I wasn't expecting the grief and its infectious ripples to last this long and for it to be such a fight. I wasn't prepared for the resentment I sometimes feel towards people who still have parents. And I wasn't prepared for the feeling of isolation that comes from people simply not understanding what it's like, the guilt you feel when you think you should be over it by now, and the sadness you feel when you know you'll never quite get over it. This is the main reason why I felt compelled to share what happened in my family, so that it becomes a small drop in a greater community of people that need or provide support.
A lot of good has come out of my parent's deaths, and while I'm obviously not thankful that they're gone, I am grateful for the positives that came out of such intense negatives. I am grateful for the opportunity to do things that I think will make my parents proud. Whether they're big, like participating in cancer fundraising events, or small, like reading a book I know they'd like. I'm lucky to have the parents that I had and proud that I can see a lot of them in me. They weren't perfect and losing them doesn't erase their faults, but if I can continue their humble legacies in some way, then I feel like they're quietly immortalised in my life and maybe others'.
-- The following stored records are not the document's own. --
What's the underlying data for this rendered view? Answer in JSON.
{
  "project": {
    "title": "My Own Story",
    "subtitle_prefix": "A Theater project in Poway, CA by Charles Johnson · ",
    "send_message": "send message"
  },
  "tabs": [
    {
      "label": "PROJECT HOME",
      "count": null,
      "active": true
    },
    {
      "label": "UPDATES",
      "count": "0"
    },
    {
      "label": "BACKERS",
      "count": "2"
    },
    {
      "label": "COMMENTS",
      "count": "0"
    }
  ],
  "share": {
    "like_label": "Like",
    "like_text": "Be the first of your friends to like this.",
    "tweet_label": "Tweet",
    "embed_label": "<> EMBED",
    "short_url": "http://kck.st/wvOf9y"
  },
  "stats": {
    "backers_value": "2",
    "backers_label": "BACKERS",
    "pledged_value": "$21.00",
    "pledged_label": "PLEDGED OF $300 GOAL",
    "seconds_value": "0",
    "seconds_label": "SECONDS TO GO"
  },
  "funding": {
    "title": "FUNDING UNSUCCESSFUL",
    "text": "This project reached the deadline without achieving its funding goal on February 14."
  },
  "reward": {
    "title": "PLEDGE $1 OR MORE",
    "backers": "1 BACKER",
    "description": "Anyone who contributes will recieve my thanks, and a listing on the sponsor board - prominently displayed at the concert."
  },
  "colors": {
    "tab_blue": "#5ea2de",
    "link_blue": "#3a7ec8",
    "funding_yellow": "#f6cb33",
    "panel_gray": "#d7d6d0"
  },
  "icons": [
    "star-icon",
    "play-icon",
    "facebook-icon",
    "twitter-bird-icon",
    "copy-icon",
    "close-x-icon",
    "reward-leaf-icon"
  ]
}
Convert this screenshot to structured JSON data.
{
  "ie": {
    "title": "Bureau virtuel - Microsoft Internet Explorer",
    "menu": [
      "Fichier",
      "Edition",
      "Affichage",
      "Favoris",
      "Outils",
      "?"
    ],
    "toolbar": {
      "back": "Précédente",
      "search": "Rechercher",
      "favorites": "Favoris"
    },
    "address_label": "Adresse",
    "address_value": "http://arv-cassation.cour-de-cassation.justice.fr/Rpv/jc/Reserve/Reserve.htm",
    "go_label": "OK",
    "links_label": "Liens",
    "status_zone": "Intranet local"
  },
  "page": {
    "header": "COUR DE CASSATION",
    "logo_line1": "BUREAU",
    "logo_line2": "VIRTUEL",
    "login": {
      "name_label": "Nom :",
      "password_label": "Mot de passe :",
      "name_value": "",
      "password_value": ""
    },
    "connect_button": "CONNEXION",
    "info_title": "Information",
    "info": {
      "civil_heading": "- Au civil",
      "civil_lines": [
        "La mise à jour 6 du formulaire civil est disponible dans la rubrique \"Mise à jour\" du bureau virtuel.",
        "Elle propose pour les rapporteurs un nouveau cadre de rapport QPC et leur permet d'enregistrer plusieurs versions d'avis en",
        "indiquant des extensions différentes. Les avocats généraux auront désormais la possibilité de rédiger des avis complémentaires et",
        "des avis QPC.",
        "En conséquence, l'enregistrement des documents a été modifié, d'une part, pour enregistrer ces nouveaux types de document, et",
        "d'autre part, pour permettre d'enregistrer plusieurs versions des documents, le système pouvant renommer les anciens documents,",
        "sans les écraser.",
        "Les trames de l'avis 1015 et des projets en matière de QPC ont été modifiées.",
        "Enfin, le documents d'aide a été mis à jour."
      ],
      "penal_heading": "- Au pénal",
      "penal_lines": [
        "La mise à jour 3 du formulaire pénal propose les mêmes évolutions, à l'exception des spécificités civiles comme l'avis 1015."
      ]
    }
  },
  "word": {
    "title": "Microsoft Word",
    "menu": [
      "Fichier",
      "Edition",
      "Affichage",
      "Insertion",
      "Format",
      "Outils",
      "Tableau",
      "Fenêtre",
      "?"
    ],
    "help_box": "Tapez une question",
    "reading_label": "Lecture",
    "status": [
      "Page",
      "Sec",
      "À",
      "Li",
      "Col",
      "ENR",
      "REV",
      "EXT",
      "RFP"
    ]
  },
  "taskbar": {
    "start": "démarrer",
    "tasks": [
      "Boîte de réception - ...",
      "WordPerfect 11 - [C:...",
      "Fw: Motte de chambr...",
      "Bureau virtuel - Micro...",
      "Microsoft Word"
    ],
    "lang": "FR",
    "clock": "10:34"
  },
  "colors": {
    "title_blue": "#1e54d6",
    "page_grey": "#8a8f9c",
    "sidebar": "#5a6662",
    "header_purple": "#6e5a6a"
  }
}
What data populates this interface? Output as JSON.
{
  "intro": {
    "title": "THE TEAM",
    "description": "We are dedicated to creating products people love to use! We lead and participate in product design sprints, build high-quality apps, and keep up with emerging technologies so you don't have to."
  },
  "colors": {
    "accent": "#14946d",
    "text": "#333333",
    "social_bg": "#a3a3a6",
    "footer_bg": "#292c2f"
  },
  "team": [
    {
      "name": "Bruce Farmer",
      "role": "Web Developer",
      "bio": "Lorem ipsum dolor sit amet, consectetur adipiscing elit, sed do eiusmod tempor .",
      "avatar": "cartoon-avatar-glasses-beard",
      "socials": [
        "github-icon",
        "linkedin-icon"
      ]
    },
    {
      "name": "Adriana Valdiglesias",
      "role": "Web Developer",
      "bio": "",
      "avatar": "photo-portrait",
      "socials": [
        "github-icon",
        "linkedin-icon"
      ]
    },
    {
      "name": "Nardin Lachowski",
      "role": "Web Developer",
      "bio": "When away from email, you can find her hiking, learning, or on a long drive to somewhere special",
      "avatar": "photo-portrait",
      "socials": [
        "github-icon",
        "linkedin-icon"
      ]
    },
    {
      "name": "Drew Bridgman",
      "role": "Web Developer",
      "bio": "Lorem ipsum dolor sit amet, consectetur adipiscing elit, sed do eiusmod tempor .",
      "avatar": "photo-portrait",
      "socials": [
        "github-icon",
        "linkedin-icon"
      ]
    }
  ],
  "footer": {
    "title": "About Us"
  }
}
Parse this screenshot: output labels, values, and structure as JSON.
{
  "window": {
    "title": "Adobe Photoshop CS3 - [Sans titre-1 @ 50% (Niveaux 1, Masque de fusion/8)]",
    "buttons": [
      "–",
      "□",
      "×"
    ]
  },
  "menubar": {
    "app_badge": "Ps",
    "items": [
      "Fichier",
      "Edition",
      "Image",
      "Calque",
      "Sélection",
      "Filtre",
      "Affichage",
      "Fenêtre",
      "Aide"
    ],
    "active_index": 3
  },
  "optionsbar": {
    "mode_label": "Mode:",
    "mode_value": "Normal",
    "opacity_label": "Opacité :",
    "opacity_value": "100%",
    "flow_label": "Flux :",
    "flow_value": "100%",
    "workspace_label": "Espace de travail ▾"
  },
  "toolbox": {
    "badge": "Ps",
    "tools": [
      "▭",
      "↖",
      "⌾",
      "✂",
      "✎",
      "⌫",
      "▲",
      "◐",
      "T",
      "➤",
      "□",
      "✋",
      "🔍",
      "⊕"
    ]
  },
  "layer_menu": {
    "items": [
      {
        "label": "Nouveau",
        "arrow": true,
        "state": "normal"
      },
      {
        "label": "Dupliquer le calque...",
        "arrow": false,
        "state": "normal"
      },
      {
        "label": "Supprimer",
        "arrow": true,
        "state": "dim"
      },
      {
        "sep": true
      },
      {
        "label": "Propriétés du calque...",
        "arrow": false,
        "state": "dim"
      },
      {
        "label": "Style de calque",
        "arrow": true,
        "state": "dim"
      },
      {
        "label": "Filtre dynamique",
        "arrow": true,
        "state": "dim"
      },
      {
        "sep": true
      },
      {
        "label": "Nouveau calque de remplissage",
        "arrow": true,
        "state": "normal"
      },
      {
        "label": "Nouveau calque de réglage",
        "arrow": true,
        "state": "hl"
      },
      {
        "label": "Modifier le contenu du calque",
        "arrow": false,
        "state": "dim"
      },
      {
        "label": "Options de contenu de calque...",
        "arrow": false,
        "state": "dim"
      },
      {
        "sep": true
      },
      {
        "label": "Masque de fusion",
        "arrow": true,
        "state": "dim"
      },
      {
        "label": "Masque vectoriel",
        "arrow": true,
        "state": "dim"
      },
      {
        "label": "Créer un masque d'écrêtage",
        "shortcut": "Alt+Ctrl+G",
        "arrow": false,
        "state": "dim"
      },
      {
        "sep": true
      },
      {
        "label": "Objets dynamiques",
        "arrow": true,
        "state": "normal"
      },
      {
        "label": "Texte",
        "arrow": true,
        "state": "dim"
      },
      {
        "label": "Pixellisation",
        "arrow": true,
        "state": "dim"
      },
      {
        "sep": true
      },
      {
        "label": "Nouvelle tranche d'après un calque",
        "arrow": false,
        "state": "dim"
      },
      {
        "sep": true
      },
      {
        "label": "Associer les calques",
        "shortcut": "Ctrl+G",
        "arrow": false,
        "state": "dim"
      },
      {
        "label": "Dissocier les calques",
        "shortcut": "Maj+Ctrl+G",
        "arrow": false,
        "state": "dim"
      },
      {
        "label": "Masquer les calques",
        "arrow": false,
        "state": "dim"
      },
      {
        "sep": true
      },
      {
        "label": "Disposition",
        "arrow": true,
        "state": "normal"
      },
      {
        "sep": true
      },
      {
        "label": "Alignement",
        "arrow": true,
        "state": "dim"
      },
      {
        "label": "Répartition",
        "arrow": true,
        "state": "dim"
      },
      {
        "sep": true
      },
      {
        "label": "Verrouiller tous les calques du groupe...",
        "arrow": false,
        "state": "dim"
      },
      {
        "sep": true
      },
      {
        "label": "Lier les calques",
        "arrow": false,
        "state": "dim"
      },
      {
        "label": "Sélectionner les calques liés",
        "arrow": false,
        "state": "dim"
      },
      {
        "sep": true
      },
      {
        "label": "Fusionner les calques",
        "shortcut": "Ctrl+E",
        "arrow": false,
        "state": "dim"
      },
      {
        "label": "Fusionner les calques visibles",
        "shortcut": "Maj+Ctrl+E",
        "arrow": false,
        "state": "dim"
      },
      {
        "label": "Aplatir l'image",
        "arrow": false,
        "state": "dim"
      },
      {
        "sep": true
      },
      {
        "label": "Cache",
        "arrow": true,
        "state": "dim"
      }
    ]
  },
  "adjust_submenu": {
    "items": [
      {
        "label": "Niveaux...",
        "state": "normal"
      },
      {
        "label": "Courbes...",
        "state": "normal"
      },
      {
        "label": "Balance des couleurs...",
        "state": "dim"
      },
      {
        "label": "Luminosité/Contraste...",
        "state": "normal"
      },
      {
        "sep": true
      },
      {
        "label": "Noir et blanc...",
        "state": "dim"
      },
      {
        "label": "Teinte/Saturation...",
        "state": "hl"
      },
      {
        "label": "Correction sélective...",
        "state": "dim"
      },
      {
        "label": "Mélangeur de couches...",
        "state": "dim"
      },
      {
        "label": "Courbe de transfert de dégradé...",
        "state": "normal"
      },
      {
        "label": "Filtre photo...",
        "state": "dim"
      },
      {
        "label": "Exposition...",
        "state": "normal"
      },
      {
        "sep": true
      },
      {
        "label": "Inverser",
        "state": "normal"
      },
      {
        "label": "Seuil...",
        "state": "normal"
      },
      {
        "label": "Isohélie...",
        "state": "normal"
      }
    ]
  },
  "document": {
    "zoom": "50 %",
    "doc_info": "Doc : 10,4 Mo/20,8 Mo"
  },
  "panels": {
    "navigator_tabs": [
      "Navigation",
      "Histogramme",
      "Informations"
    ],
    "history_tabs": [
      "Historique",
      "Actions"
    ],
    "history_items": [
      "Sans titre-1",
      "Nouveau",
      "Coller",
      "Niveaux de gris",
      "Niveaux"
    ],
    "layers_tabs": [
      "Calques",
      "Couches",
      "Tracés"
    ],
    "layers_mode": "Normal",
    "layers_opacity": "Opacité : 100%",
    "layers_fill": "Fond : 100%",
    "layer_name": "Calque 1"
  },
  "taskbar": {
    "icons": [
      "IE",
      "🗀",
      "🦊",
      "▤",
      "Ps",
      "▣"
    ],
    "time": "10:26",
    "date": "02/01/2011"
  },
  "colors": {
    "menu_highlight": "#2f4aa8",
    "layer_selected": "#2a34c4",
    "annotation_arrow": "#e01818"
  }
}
My mum was an intensely warm and comforting person that befriended first, and asked questions later. She lost her brother at a young age, but surrounded herself with immensely close friends who became the family she chose for herself. My dad was a man of few words and would be just as happy to surround himself with the characters in books as the characters in his life. He worked hard at jobs he didn't love so that he could give me a better childhood than he had, something I now appreciate far and beyond, having experienced jobs that leave you unfulfilled.
I'm so proud to be a part of a group of amazingly strong people who have experienced cancer in some way. Anyone who is fighting it, or has fought it, or known someone who is fighting or fought it, comes out the other side a changed person. It's a group no one wants to be in, but to be part of it is an immeasurable honour … I hope that by being part of such a special community, this helps in some way in getting people the support they need.